Prediction Calculator (Table Analysis Tools for Excel)

Topic Status: Some information in this topic is preview and subject to change in future releases. Preview information describes new features or changes to existing features in Microsoft SQL Server 2016 Community Technology Preview 2 (CTP2).

Prediction Calculator tool

The Prediction Calculator tool helps you create a scorecard that can be used to analyze new data and evaluate options or risk. For example, if you have historical and demographic data about customers, the Prediction Calculator tool can help you with two key tasks:

  • Generating an underlying analysis of demographics, purchasing behavior, and various other factors.

  • Creating a working scorecard that helps you evaluate members and make recommendations for new products or service offerings.

The wizard also creates a worksheet that stores all the underlying calculations, so that you can interact with the model and see how different input values affect the final score.

If you choose, the wizard can also create a printed version of the worksheet that you can use for offline scoring. You cannot interact with the model as you can with the online Excel workbook, but the printed version provides all the calculations that you need to enter values and compute a final score.

Using the Prediction Calculator Tool

  1. Open an Excel table that contains the data you want to analyze.

  2. Click Prediction Calculator on the Analyze tab.

  3. In the Prediction Calculator dialog box, for Target, choose the column that you want to predict, such as purchasing behavior.

  4. Specify the targeted value. If the value is numeric, use the option In range, and then type the minimum and maximum values for the desired range. If the value is discrete, select the Exactly option, and then select the value from the dropdown list.

  5. Click Choose columns to use for analysis.

  6. In the Advanced Column Selection dialog box, select columns that have useful information. Remove any columns that are not relevant to the analysis. Click OK.

    To avoid skewing the results, you should also remove columns that have duplicate information. For example, if you have an Income column that contains numeric data, and an Income Group column that contains the labels High, Medium, and Low, you should not include both columns in the same model. Instead, you could create a separate model for each column.

  7. In the Output Options section, select Operational Calculator to create the analysis and scorecard within an Excel workbook. Select Printer-ready Calculator to create the analysis and also generate a report that can be printed and used for scoring by hand.

  8. Click Run.

    The tool creates new worksheets that contain the reports and scorecards.

Requirements

The Prediction Calculator tool uses the Microsoft Logistic Regression algorithm, which can work with discrete values, as well as discretized and continuous numeric data.

Understanding the Scoring Reports

If you select both output options, the Prediction Calculator creates the following three new worksheets within the current workbook:

  • A Prediction Report that contains the results of analysis, complete with interactive tables and graphs that help you experiment with interactions and profits.

  • An interactive Prediction Calculator that helps you create scores.
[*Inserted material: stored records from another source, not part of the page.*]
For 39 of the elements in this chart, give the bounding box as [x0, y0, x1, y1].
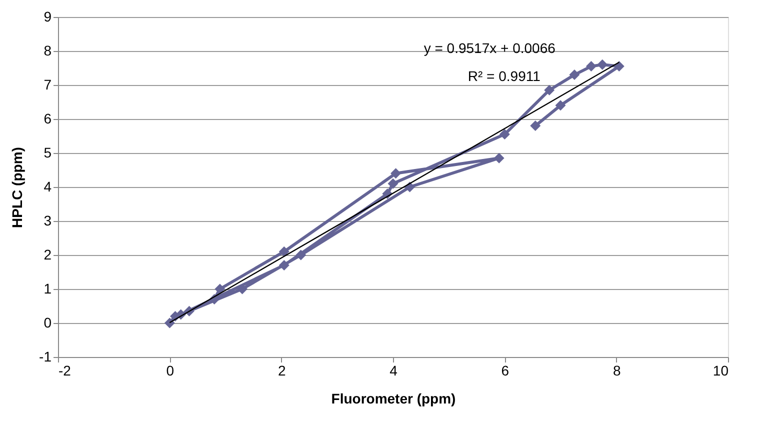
point: [278, 246, 290, 257]
x-tick-label: 2: [278, 362, 286, 378]
point: [164, 318, 175, 328]
y-tick-label: 9: [44, 8, 52, 24]
x-tick-label: 4: [390, 362, 398, 378]
point: [390, 168, 402, 179]
y-tick-label: 8: [44, 42, 52, 58]
point: [586, 61, 596, 72]
y-tick-label: 7: [44, 76, 52, 92]
y-tick-label: 1: [44, 280, 52, 296]
point: [530, 120, 541, 132]
point: [499, 129, 510, 140]
point: [237, 284, 248, 294]
y-tick-label: -1: [39, 348, 52, 364]
point: [278, 260, 290, 270]
x-tick-label: 0: [166, 362, 174, 378]
x-axis-title: Fluorometer (ppm): [331, 390, 456, 406]
point: [569, 70, 580, 80]
point: [544, 84, 555, 96]
y-tick-label: 3: [44, 212, 52, 228]
point: [614, 61, 624, 72]
point: [494, 152, 504, 164]
y-tick-label: 0: [44, 314, 52, 330]
x-tick-label: 6: [501, 362, 510, 378]
x-tick-label: -2: [58, 362, 72, 378]
point: [555, 100, 566, 111]
y-axis-title: HPLC (ppm): [9, 147, 26, 228]
annotation: y = 0.9517x + 0.0066: [424, 40, 556, 56]
x-tick-label: 10: [712, 362, 729, 378]
point: [296, 250, 306, 260]
y-tick-label: 5: [44, 144, 52, 160]
point: [388, 178, 398, 189]
y-tick-label: 2: [44, 246, 52, 262]
y-tick-label: 4: [44, 178, 52, 194]
point: [597, 59, 608, 70]
y-tick-label: 6: [44, 110, 52, 126]
annotation: R² = 0.9911: [468, 68, 541, 84]
point: [214, 284, 226, 294]
x-tick-label: 8: [612, 362, 621, 378]
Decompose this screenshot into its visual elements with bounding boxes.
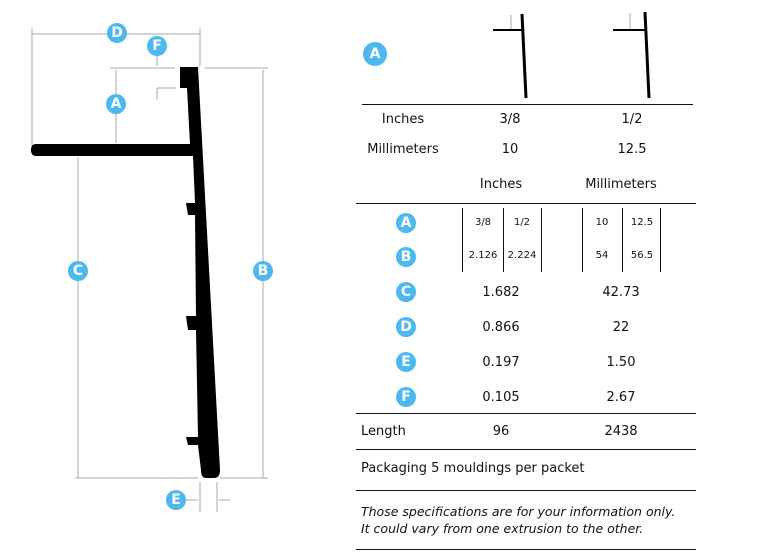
cell: 42.73	[602, 285, 640, 300]
top-badge-a: A	[363, 42, 387, 66]
cell: 54	[595, 250, 609, 261]
badge-c: C	[68, 261, 88, 281]
spec-badge-f: F	[396, 387, 416, 407]
cell: 12.5	[617, 142, 647, 157]
row-label: Millimeters	[367, 142, 439, 157]
profile-diagram	[31, 28, 268, 512]
header-inches: Inches	[479, 177, 523, 192]
cell: 0.197	[482, 355, 520, 370]
profile-thumb-3-8	[493, 13, 528, 99]
cell: 56.5	[630, 250, 654, 261]
cell: 2.67	[606, 390, 636, 405]
cell: 0.866	[482, 320, 520, 335]
badge-b: B	[253, 261, 273, 281]
spec-badge-a: A	[396, 213, 416, 233]
cell: 10	[501, 142, 519, 157]
cell: 1/2	[621, 112, 643, 127]
length-label: Length	[361, 424, 406, 439]
cell: 10	[595, 217, 609, 228]
spec-badge-e: E	[396, 352, 416, 372]
badge-f: F	[147, 36, 167, 56]
cell: 1.50	[606, 355, 636, 370]
row-label: Inches	[381, 112, 425, 127]
cell: 1.682	[482, 285, 520, 300]
divider	[362, 104, 693, 105]
badge-d: D	[107, 23, 127, 43]
badge-a: A	[106, 94, 126, 114]
header-mm: Millimeters	[585, 177, 657, 192]
cell: 22	[612, 320, 630, 335]
moulding-profile	[31, 67, 220, 478]
profile-thumb-1-2	[613, 11, 651, 99]
cell: 12.5	[630, 217, 654, 228]
spec-badge-d: D	[396, 317, 416, 337]
disclaimer-line: It could vary from one extrusion to the …	[361, 521, 644, 536]
spec-badge-b: B	[396, 247, 416, 267]
disclaimer-line: Those specifications are for your inform…	[361, 504, 676, 519]
cell: 3/8	[474, 217, 492, 228]
badge-e: E	[166, 490, 186, 510]
divider	[356, 203, 696, 204]
cell: 2438	[604, 424, 638, 439]
cell: 2.126	[468, 250, 498, 261]
spec-badge-c: C	[396, 282, 416, 302]
cell: 1/2	[513, 217, 531, 228]
cell: 0.105	[482, 390, 520, 405]
cell: 96	[492, 424, 510, 439]
packaging-text: Packaging 5 mouldings per packet	[361, 461, 585, 476]
cell: 2.224	[507, 250, 537, 261]
cell: 3/8	[499, 112, 521, 127]
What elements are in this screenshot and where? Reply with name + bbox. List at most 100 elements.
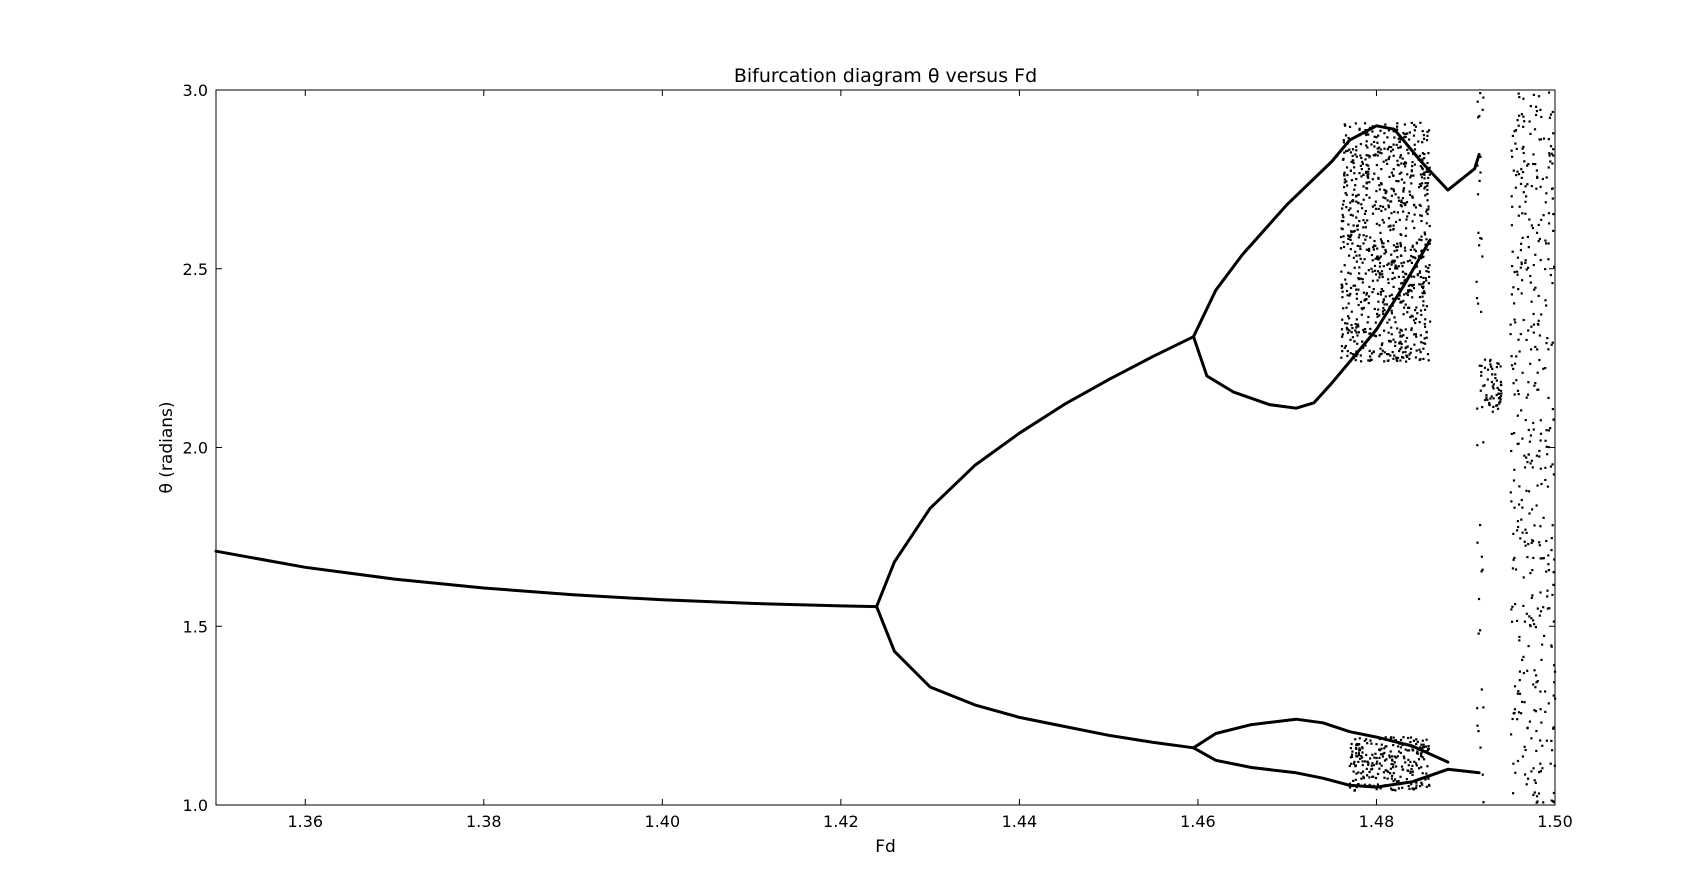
- scatter-point: [1349, 747, 1352, 750]
- scatter-point: [1377, 207, 1380, 210]
- scatter-point: [1371, 212, 1375, 215]
- scatter-point: [1536, 348, 1539, 351]
- scatter-point: [1530, 617, 1533, 620]
- scatter-point: [1426, 182, 1429, 185]
- scatter-point: [1388, 267, 1391, 271]
- scatter-point: [1521, 531, 1524, 534]
- scatter-point: [1428, 224, 1431, 228]
- scatter-point: [1411, 296, 1414, 299]
- x-tick-label: 1.48: [1359, 812, 1395, 831]
- scatter-point: [1383, 329, 1386, 332]
- scatter-point: [1539, 108, 1542, 111]
- scatter-point: [1495, 404, 1498, 407]
- scatter-point: [1420, 235, 1423, 238]
- scatter-point: [1400, 171, 1403, 174]
- scatter-point: [1512, 792, 1515, 795]
- scatter-point: [1410, 255, 1413, 258]
- scatter-point: [1369, 355, 1372, 358]
- scatter-point: [1358, 254, 1361, 257]
- scatter-point: [1511, 205, 1514, 208]
- scatter-point: [1422, 276, 1425, 279]
- scatter-point: [1547, 166, 1550, 169]
- scatter-point: [1409, 316, 1412, 319]
- scatter-point: [1359, 164, 1362, 167]
- scatter-point: [1361, 162, 1364, 165]
- scatter-point: [1342, 235, 1345, 238]
- scatter-point: [1548, 116, 1551, 119]
- scatter-point: [1359, 154, 1362, 157]
- scatter-point: [1482, 706, 1485, 709]
- scatter-point: [1373, 172, 1376, 175]
- scatter-point: [1378, 146, 1381, 149]
- scatter-point: [1409, 283, 1412, 286]
- scatter-point: [1420, 220, 1423, 223]
- scatter-point: [1414, 266, 1417, 269]
- scatter-point: [1515, 355, 1518, 358]
- scatter-point: [1489, 360, 1492, 363]
- scatter-point: [1395, 143, 1398, 146]
- scatter-point: [1540, 658, 1543, 661]
- scatter-point: [1349, 169, 1352, 172]
- scatter-point: [1401, 265, 1404, 268]
- scatter-point: [1355, 177, 1358, 181]
- scatter-point: [1387, 240, 1390, 243]
- scatter-point: [1552, 694, 1555, 697]
- scatter-point: [1340, 356, 1343, 359]
- scatter-point: [1395, 765, 1398, 768]
- scatter-point: [1525, 489, 1528, 492]
- scatter-point: [1367, 173, 1370, 176]
- scatter-point: [1364, 330, 1367, 334]
- scatter-point: [1513, 468, 1516, 471]
- scatter-point: [1383, 141, 1386, 144]
- scatter-point: [1396, 125, 1399, 128]
- scatter-point: [1348, 254, 1351, 257]
- scatter-point: [1522, 125, 1525, 128]
- scatter-point: [1520, 518, 1523, 521]
- scatter-point: [1526, 393, 1530, 396]
- scatter-point: [1403, 162, 1406, 165]
- scatter-point: [1410, 121, 1413, 124]
- scatter-point: [1353, 760, 1356, 763]
- scatter-point: [1532, 331, 1535, 334]
- scatter-point: [1367, 315, 1370, 319]
- scatter-point: [1361, 261, 1364, 264]
- scatter-point: [1404, 234, 1407, 237]
- y-tick-label: 1.5: [183, 617, 208, 636]
- scatter-point: [1374, 776, 1378, 780]
- scatter-point: [1381, 755, 1384, 758]
- scatter-point: [1419, 165, 1422, 168]
- scatter-point: [1521, 658, 1524, 661]
- scatter-point: [1518, 639, 1521, 642]
- scatter-point: [1421, 747, 1424, 750]
- scatter-point: [1538, 455, 1541, 458]
- x-tick-label: 1.40: [645, 812, 681, 831]
- scatter-point: [1542, 557, 1545, 560]
- scatter-point: [1480, 237, 1483, 240]
- scatter-point: [1404, 340, 1407, 343]
- scatter-point: [1364, 132, 1367, 135]
- scatter-point: [1400, 201, 1403, 204]
- scatter-point: [1411, 764, 1414, 767]
- scatter-point: [1549, 145, 1553, 148]
- scatter-point: [1399, 348, 1402, 351]
- scatter-point: [1350, 310, 1353, 313]
- scatter-point: [1401, 743, 1404, 747]
- scatter-point: [1398, 342, 1401, 345]
- scatter-point: [1392, 174, 1395, 177]
- scatter-point: [1405, 201, 1409, 204]
- scatter-point: [1366, 774, 1369, 777]
- scatter-point: [1550, 343, 1553, 346]
- scatter-point: [1513, 271, 1516, 274]
- scatter-point: [1362, 770, 1365, 773]
- scatter-point: [1525, 396, 1528, 399]
- scatter-point: [1545, 304, 1548, 307]
- scatter-point: [1361, 751, 1364, 754]
- scatter-point: [1527, 645, 1530, 648]
- scatter-point: [1496, 386, 1499, 389]
- scatter-point: [1418, 283, 1421, 286]
- scatter-point: [1366, 132, 1369, 135]
- scatter-point: [1407, 276, 1410, 279]
- scatter-point: [1413, 248, 1416, 251]
- scatter-point: [1340, 227, 1343, 230]
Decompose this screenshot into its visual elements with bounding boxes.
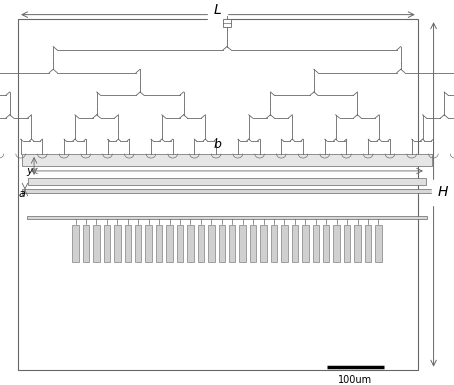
Bar	[145, 225, 152, 262]
Bar	[83, 225, 89, 262]
Bar	[354, 225, 361, 262]
Bar	[166, 225, 173, 262]
Bar	[208, 225, 215, 262]
Bar	[135, 225, 142, 262]
Bar	[223, 19, 231, 27]
Bar	[344, 225, 350, 262]
Bar	[187, 225, 194, 262]
Bar	[333, 225, 340, 262]
Bar	[229, 225, 236, 262]
Bar	[260, 225, 267, 262]
Bar	[22, 154, 432, 166]
Bar	[218, 225, 225, 262]
Bar	[375, 225, 382, 262]
Text: L: L	[214, 3, 222, 17]
Bar	[18, 19, 418, 370]
Bar	[250, 225, 257, 262]
Bar	[271, 225, 277, 262]
Bar	[27, 216, 427, 219]
Bar	[302, 225, 309, 262]
Bar	[156, 225, 163, 262]
Bar	[93, 225, 100, 262]
Bar	[114, 225, 121, 262]
Text: H: H	[438, 186, 448, 199]
Text: y: y	[26, 166, 33, 176]
Text: 100um: 100um	[338, 375, 372, 385]
Text: a: a	[18, 189, 25, 199]
Bar	[28, 178, 426, 185]
Bar	[323, 225, 330, 262]
Bar	[124, 225, 131, 262]
Bar	[177, 225, 183, 262]
Bar	[365, 225, 371, 262]
Bar	[291, 225, 298, 262]
Bar	[104, 225, 110, 262]
Bar	[22, 189, 432, 192]
Bar	[239, 225, 246, 262]
Bar	[312, 225, 319, 262]
Bar	[281, 225, 288, 262]
Text: b: b	[214, 138, 222, 151]
Bar	[72, 225, 79, 262]
Bar	[197, 225, 204, 262]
  • A Printable Calculator with instructions and coefficients to use in scoring.

  • This section describes the information in each report and how to use the various report options.

Prediction Report with Graphs

The first prediction report is titled Prediction Calculator Report for the <target state> of <target attribute>. It contains a table of factors derived from analysis, together with tools to help you assess the financial impact of a particular analysis.

Table for Specifying Costs and Profits

The first tool in this report, in the upper left-hand side of the report, is a table where you can specify the costs and profits associated with correctly and incorrectly predicting a value. These costs and profits are needed to compute the optimum score threshold for the calculator.

Item

Description and example

False Positive Cost

Cost of assuming the model predicted a positive result correctly when actually the prediction is wrong.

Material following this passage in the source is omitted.